I noticed that there's a class-weight parameter, and I want to try giving my classifier the actual population distribution, and see if it helps it perform better.
However - as my train-set distribution is different, so will be my validation set, right? So should I expect an improvement on the validation, or must I use my test-set to see the improvement? And if so - isn't it against the rules to calibrate using the test-set which will lead to burning the test-set or overfitting?
I've thought about bootstrap re-sampling of my train-set: making it distribute the same as the general population, and only then training and validating my model. Is this a good solution?
Thanks!
It seems that you have some good ideas which are mostly worth trying. The answers mostly depend on the application and the size of your train/test set.

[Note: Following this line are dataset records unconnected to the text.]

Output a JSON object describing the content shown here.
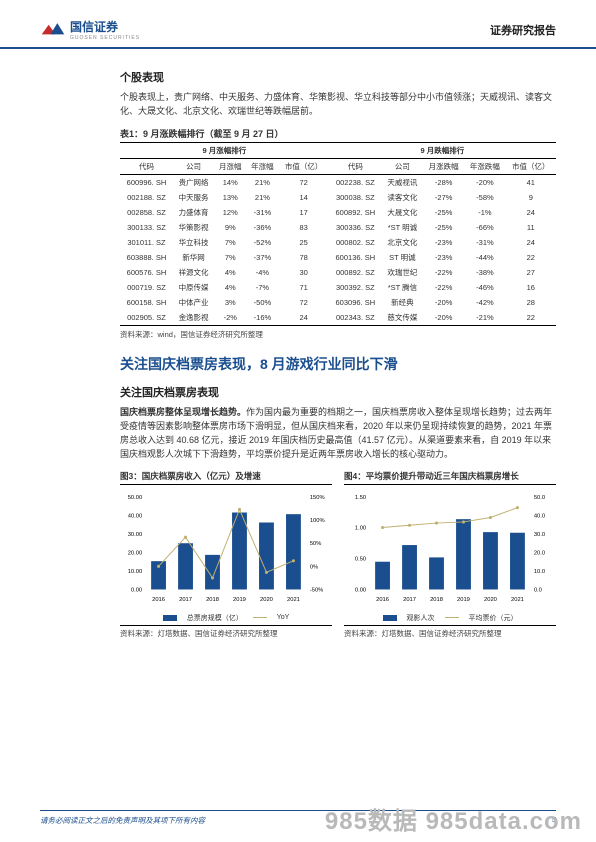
{
  "header": {
    "brand": "国信证券",
    "brand_sub": "GUOSEN SECURITIES",
    "report_type": "证券研究报告",
    "logo_red": "#c72b2a",
    "logo_blue": "#1a4e8e"
  },
  "section1": {
    "title": "个股表现",
    "para": "个股表现上，贵广网络、中天服务、力盛体育、华策影视、华立科技等部分中小市值领涨；天威视讯、读客文化、大晟文化、北京文化、欢瑞世纪等跌幅居前。"
  },
  "table1": {
    "title": "表1：9 月涨跌幅排行（截至 9 月 27 日）",
    "group_left": "9 月涨幅排行",
    "group_right": "9 月跌幅排行",
    "cols": [
      "代码",
      "公司",
      "月涨幅",
      "年涨幅",
      "市值（亿）",
      "代码",
      "公司",
      "月涨跌幅",
      "年涨跌幅",
      "市值（亿）"
    ],
    "rows": [
      [
        "600996. SH",
        "贵广网络",
        "14%",
        "21%",
        "72",
        "002238. SZ",
        "天威视讯",
        "-28%",
        "-20%",
        "41"
      ],
      [
        "002188. SZ",
        "中天服务",
        "13%",
        "21%",
        "14",
        "300038. SZ",
        "读客文化",
        "-27%",
        "-58%",
        "9"
      ],
      [
        "002858. SZ",
        "力盛体育",
        "12%",
        "-31%",
        "17",
        "600892. SH",
        "大晟文化",
        "-25%",
        "-1%",
        "24"
      ],
      [
        "300133. SZ",
        "华策影视",
        "9%",
        "-36%",
        "83",
        "300336. SZ",
        "*ST 明诚",
        "-25%",
        "-66%",
        "11"
      ],
      [
        "301011. SZ",
        "华立科技",
        "7%",
        "-52%",
        "25",
        "000802. SZ",
        "北京文化",
        "-23%",
        "-31%",
        "24"
      ],
      [
        "603888. SH",
        "新华网",
        "7%",
        "-37%",
        "78",
        "600136. SH",
        "ST 明诚",
        "-23%",
        "-44%",
        "22"
      ],
      [
        "600576. SH",
        "祥源文化",
        "4%",
        "-4%",
        "30",
        "000892. SZ",
        "欢瑞世纪",
        "-22%",
        "-38%",
        "27"
      ],
      [
        "000719. SZ",
        "中原传媒",
        "4%",
        "-7%",
        "71",
        "300392. SZ",
        "*ST 腾信",
        "-22%",
        "-46%",
        "16"
      ],
      [
        "600158. SH",
        "中体产业",
        "3%",
        "-50%",
        "72",
        "603096. SH",
        "新经典",
        "-20%",
        "-42%",
        "28"
      ],
      [
        "002905. SZ",
        "金逸影视",
        "-2%",
        "-16%",
        "24",
        "002343. SZ",
        "慈文传媒",
        "-20%",
        "-21%",
        "22"
      ]
    ],
    "source": "资料来源：wind，国信证券经济研究所整理"
  },
  "section2": {
    "big_title": "关注国庆档票房表现，8 月游戏行业同比下滑",
    "sub_title": "关注国庆档票房表现",
    "para_bold": "国庆档票房整体呈现增长趋势。",
    "para_rest": "作为国内最为重要的档期之一，国庆档票房收入整体呈现增长趋势；过去两年受疫情等因素影响整体票房市场下滑明显，但从国庆档来看，2020 年以来仍呈现持续恢复的趋势，2021 年票房总收入达到 40.68 亿元，接近 2019 年国庆档历史最高值（41.57 亿元）。从渠道要素来看，自 2019 年以来国庆档观影人次城下下滑趋势，平均票价提升是近两年票房收入增长的核心驱动力。"
  },
  "chart3": {
    "title": "图3：国庆档票房收入（亿元）及增速",
    "type": "bar+line",
    "years": [
      "2016",
      "2017",
      "2018",
      "2019",
      "2020",
      "2021"
    ],
    "bar_values": [
      15.3,
      25.0,
      18.7,
      41.6,
      36.2,
      40.7
    ],
    "line_values": [
      0,
      63,
      -25,
      123,
      -13,
      12
    ],
    "bar_color": "#1a4e8e",
    "line_color": "#c0b070",
    "y1_min": 0,
    "y1_max": 50,
    "y1_step": 10,
    "y2_min": -50,
    "y2_max": 150,
    "y2_step": 50,
    "legend_bar": "总票房规模（亿）",
    "legend_line": "YoY",
    "source": "资料来源：灯塔数据、国信证券经济研究所整理"
  },
  "chart4": {
    "title": "图4：平均票价提升带动近三年国庆档票房增长",
    "type": "bar+line",
    "years": [
      "2016",
      "2017",
      "2018",
      "2019",
      "2020",
      "2021"
    ],
    "bar_values": [
      0.45,
      0.72,
      0.52,
      1.14,
      0.93,
      0.92
    ],
    "line_values": [
      33.5,
      34.7,
      35.9,
      36.5,
      38.9,
      44.2
    ],
    "bar_color": "#1a4e8e",
    "line_color": "#c0b070",
    "y1_min": 0,
    "y1_max": 1.5,
    "y1_step": 0.5,
    "y2_min": 0,
    "y2_max": 50,
    "y2_step": 10,
    "legend_bar": "观影人次",
    "legend_line": "平均票价（元）",
    "source": "资料来源：灯塔数据、国信证券经济研究所整理"
  },
  "footer": {
    "disclaimer": "请务必阅读正文之后的免责声明及其项下所有内容",
    "page": "5"
  },
  "watermark": "985数据  985data.com"
}
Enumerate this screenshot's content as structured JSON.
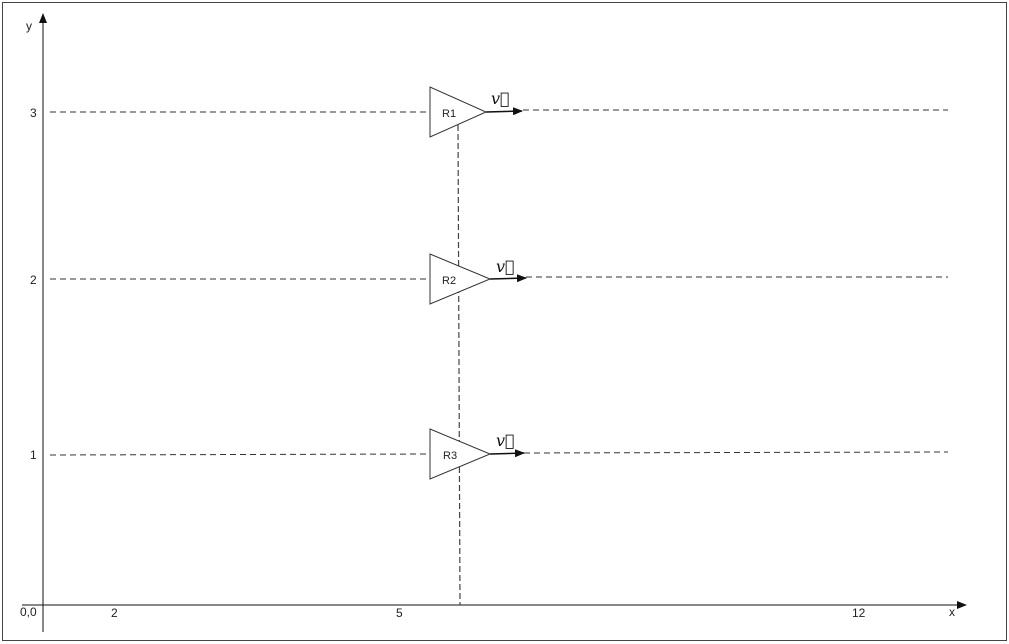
{
  "axes": {
    "x_label": "x",
    "y_label": "y",
    "origin_label": "0,0",
    "x_ticks": [
      "2",
      "5",
      "12"
    ],
    "y_ticks": [
      "1",
      "2",
      "3"
    ]
  },
  "robots": [
    {
      "label": "R1",
      "y": 3,
      "velocity_label": "v⃗"
    },
    {
      "label": "R2",
      "y": 2,
      "velocity_label": "v⃗"
    },
    {
      "label": "R3",
      "y": 1,
      "velocity_label": "v⃗"
    }
  ]
}
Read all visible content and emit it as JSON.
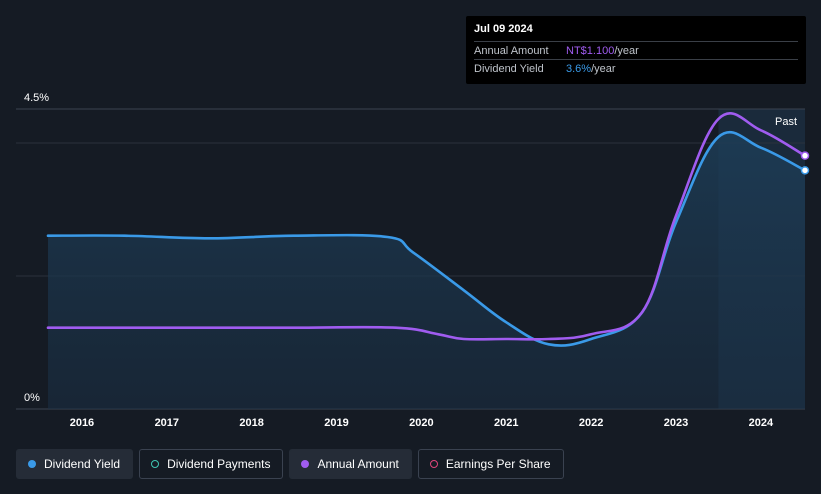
{
  "tooltip": {
    "date": "Jul 09 2024",
    "rows": [
      {
        "label": "Annual Amount",
        "value": "NT$1.100",
        "unit": "/year"
      },
      {
        "label": "Dividend Yield",
        "value": "3.6%",
        "unit": "/year"
      }
    ]
  },
  "chart_data": {
    "type": "line",
    "y_top_label": "4.5%",
    "y_bottom_label": "0%",
    "past_label": "Past",
    "ylim": [
      0,
      4.5
    ],
    "xlim": [
      2015.6,
      2024.52
    ],
    "x_ticks": [
      "2016",
      "2017",
      "2018",
      "2019",
      "2020",
      "2021",
      "2022",
      "2023",
      "2024"
    ],
    "x_tick_values": [
      2016,
      2017,
      2018,
      2019,
      2020,
      2021,
      2022,
      2023,
      2024
    ],
    "past_start": 2023.5,
    "series": [
      {
        "name": "Dividend Yield",
        "color": "#3a9ae8",
        "fill": true,
        "points": [
          [
            2015.6,
            2.6
          ],
          [
            2016.5,
            2.6
          ],
          [
            2017.5,
            2.56
          ],
          [
            2018.5,
            2.6
          ],
          [
            2019.6,
            2.58
          ],
          [
            2019.9,
            2.35
          ],
          [
            2020.5,
            1.78
          ],
          [
            2021.0,
            1.3
          ],
          [
            2021.5,
            0.97
          ],
          [
            2022.0,
            1.05
          ],
          [
            2022.6,
            1.45
          ],
          [
            2023.0,
            2.8
          ],
          [
            2023.5,
            4.08
          ],
          [
            2024.0,
            3.92
          ],
          [
            2024.52,
            3.58
          ]
        ]
      },
      {
        "name": "Annual Amount",
        "color": "#a05cf0",
        "fill": false,
        "points": [
          [
            2015.6,
            1.22
          ],
          [
            2016.5,
            1.22
          ],
          [
            2017.5,
            1.22
          ],
          [
            2018.5,
            1.22
          ],
          [
            2019.7,
            1.22
          ],
          [
            2020.2,
            1.12
          ],
          [
            2020.5,
            1.05
          ],
          [
            2021.0,
            1.05
          ],
          [
            2021.5,
            1.05
          ],
          [
            2022.0,
            1.12
          ],
          [
            2022.6,
            1.45
          ],
          [
            2023.0,
            2.9
          ],
          [
            2023.5,
            4.35
          ],
          [
            2024.0,
            4.18
          ],
          [
            2024.52,
            3.8
          ]
        ]
      }
    ]
  },
  "legend": [
    {
      "label": "Dividend Yield",
      "color": "#3a9ae8",
      "style": "filled",
      "active": true
    },
    {
      "label": "Dividend Payments",
      "color": "#3fc7b4",
      "style": "hollow",
      "active": false
    },
    {
      "label": "Annual Amount",
      "color": "#a05cf0",
      "style": "filled",
      "active": true
    },
    {
      "label": "Earnings Per Share",
      "color": "#e0457b",
      "style": "hollow",
      "active": false
    }
  ]
}
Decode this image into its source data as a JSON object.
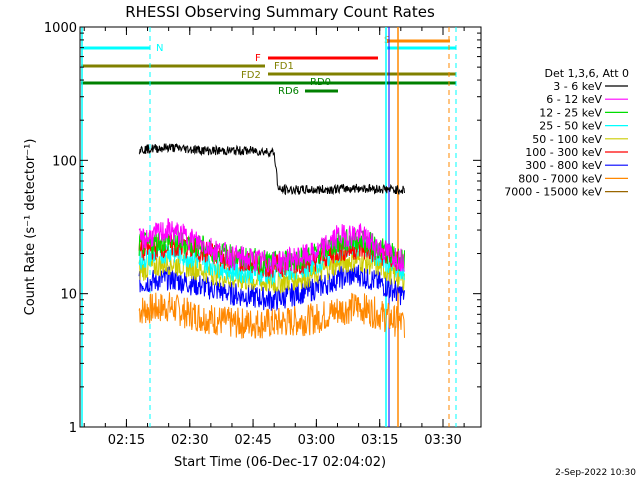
{
  "chart_data": {
    "type": "line",
    "title": "RHESSI Observing Summary Count Rates",
    "xlabel": "Start Time (06-Dec-17 02:04:02)",
    "ylabel": "Count Rate (s⁻¹ detector⁻¹)",
    "yscale": "log",
    "ylim": [
      1,
      1000
    ],
    "xlim": [
      "02:04",
      "03:39"
    ],
    "x_ticks": [
      "02:15",
      "02:30",
      "02:45",
      "03:00",
      "03:15",
      "03:30"
    ],
    "y_ticks": [
      "1",
      "10",
      "100",
      "1000"
    ],
    "legend_title": "Det 1,3,6, Att 0",
    "legend_placement": "right",
    "series": [
      {
        "name": "3 - 6 keV",
        "color": "#000000",
        "x": [
          "02:18",
          "02:25",
          "02:35",
          "02:45",
          "02:50",
          "02:51",
          "03:00",
          "03:10",
          "03:20",
          "03:21"
        ],
        "values": [
          120,
          125,
          118,
          118,
          115,
          60,
          60,
          62,
          60,
          60
        ]
      },
      {
        "name": "6 - 12 keV",
        "color": "#ff00ff",
        "x": [
          "02:18",
          "02:25",
          "02:30",
          "02:40",
          "02:50",
          "03:00",
          "03:05",
          "03:10",
          "03:15",
          "03:20",
          "03:21"
        ],
        "values": [
          25,
          30,
          26,
          19,
          17,
          20,
          27,
          28,
          22,
          18,
          18
        ]
      },
      {
        "name": "12 - 25 keV",
        "color": "#00dd00",
        "x": [
          "02:18",
          "02:25",
          "02:30",
          "02:40",
          "02:50",
          "03:00",
          "03:05",
          "03:10",
          "03:15",
          "03:20",
          "03:21"
        ],
        "values": [
          23,
          25,
          24,
          19,
          17,
          20,
          24,
          26,
          22,
          18,
          18
        ]
      },
      {
        "name": "25 - 50 keV",
        "color": "#00ffff",
        "x": [
          "02:18",
          "02:25",
          "02:30",
          "02:40",
          "02:50",
          "03:00",
          "03:05",
          "03:10",
          "03:15",
          "03:20",
          "03:21"
        ],
        "values": [
          18,
          21,
          19,
          15,
          14,
          17,
          21,
          23,
          19,
          15,
          15
        ]
      },
      {
        "name": "50 - 100 keV",
        "color": "#cccc00",
        "x": [
          "02:18",
          "02:25",
          "02:30",
          "02:40",
          "02:50",
          "03:00",
          "03:05",
          "03:10",
          "03:15",
          "03:20",
          "03:21"
        ],
        "values": [
          15,
          17,
          16,
          13,
          12,
          14,
          17,
          18,
          16,
          13,
          13
        ]
      },
      {
        "name": "100 - 300 keV",
        "color": "#ff0000",
        "x": [
          "02:18",
          "02:25",
          "02:30",
          "02:40",
          "02:50",
          "03:00",
          "03:05",
          "03:10",
          "03:15",
          "03:20",
          "03:21"
        ],
        "values": [
          21,
          23,
          22,
          18,
          16,
          18,
          21,
          22,
          20,
          17,
          17
        ]
      },
      {
        "name": "300 - 800 keV",
        "color": "#0000ff",
        "x": [
          "02:18",
          "02:25",
          "02:30",
          "02:40",
          "02:50",
          "03:00",
          "03:05",
          "03:10",
          "03:15",
          "03:20",
          "03:21"
        ],
        "values": [
          12,
          13,
          12,
          10,
          9,
          11,
          13,
          14,
          12,
          10,
          10
        ]
      },
      {
        "name": "800 - 7000 keV",
        "color": "#ff8800",
        "x": [
          "02:18",
          "02:25",
          "02:30",
          "02:40",
          "02:50",
          "03:00",
          "03:05",
          "03:10",
          "03:15",
          "03:20",
          "03:21"
        ],
        "values": [
          7.5,
          8,
          7,
          6,
          6,
          6.5,
          7.5,
          8,
          7,
          6,
          6
        ]
      },
      {
        "name": "7000 - 15000 keV",
        "color": "#996600",
        "x": [],
        "values": []
      }
    ],
    "annotations": {
      "labels": [
        {
          "text": "N",
          "color": "#00ffff"
        },
        {
          "text": "S",
          "color": "#ff8800"
        },
        {
          "text": "F",
          "color": "#ff0000"
        },
        {
          "text": "FD1",
          "color": "#808000"
        },
        {
          "text": "FD2",
          "color": "#808000"
        },
        {
          "text": "RD0",
          "color": "#008000"
        },
        {
          "text": "RD6",
          "color": "#008000"
        }
      ]
    },
    "timestamp": "2-Sep-2022 10:30"
  }
}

It is against the rules to calibrate based on test set and again use the whole test set for evaluation. However, if your test set is large enough, you can always divide your test set to two sets: validation set, and actual test set. Then, your final evaluation will be based on a smaller test set, which might be still acceptable depending on the application.
For your training set that you believe it has different class distribution than the actual population, there might be several things worth trying. Usually the most acceptable approach is to use a classifier that can handle these differences (usually with fewer parameters to avoid over-fitting). There is a whole topic of classification and regression on skewed datasets that you can look through. Other than the classifier, provided that you did not derive the actual population from your test set, the methods below might help too:
1- One of them can be (as you said) bootstrap re-sampling in case that your training set is large enough for that.
2- Another approach can be generating more training samples by adding some noise to the current samples of the training set. For example if you are classifying images of birds, you can randomly make images darker or brighter, or randomly move them a few pixels to the sides or up and down (select values randomly in a small enough range). This way, you can add to the training set in a way to get the desired distribution.